Abstract

Framed by Benjamin’s (2008) concepts of aura, technological reproduction, and miniaturization, this paper argues that technology provides students with greater opportunities to take control of their learning in ways that were not possible when education took place largely on-campus, in the higher education classroom. Post pandemic, digital technology has influenced, and will further impact, the way in which we teach and communicate with our students. Educators emerging from pandemic pedagogies need a deeper understanding, and more judicious and effective use of technologies for learning. By understanding and using technology in these ways, educators can help students become more empowered, collaborative, and critically reflective. A lack of readiness for emergency online learning has been replaced with a sense of acceptance that educators must incorporate digital tools into their practice for both educational and communicative purposes. This means that our intellectual and social attachment to the physical classroom as a place for learning and communicating is not as strong as before. Far from being a eulogy for the physical classroom, this paper aims to interrogate the proliferation of technology, and the broad implications for higher education. It argues that the use of technology may help diminish the historical power and aura of higher education and intellectual pursuits, thus undermining the traditional overt and covert control of the institution as an ideological state apparatus.
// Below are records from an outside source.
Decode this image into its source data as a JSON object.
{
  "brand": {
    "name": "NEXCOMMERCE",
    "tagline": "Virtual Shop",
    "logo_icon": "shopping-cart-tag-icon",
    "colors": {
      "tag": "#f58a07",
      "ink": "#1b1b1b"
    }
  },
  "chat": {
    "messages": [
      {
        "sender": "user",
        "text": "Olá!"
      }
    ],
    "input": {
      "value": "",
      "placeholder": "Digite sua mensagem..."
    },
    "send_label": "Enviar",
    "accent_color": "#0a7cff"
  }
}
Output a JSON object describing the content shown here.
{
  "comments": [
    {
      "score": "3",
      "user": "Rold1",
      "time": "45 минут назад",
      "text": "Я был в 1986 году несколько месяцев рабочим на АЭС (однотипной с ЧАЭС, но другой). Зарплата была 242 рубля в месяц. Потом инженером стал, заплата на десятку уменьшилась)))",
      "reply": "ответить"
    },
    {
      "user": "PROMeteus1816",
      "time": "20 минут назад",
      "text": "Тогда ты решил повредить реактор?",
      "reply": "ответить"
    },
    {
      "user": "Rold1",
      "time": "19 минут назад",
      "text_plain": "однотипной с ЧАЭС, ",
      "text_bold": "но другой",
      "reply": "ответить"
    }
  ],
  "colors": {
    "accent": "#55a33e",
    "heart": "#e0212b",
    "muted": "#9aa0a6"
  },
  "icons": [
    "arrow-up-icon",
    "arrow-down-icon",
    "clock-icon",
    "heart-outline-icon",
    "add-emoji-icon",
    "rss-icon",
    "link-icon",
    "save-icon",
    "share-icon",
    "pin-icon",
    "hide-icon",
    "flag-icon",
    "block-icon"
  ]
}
Nevertheless, this shifting educational landscape brings new challenges and questions about the historical aura of higher education, and the concomitant evolution of teacher student relationships and power structures through technology implementation. While maintaining optimism about educational technology, this paper urges educators to consider the broader context of our educational settings, and argues for prioritising critical engagement with technology that aims to utilise its potential for collaboration, empowerment and critically reflective inquiry.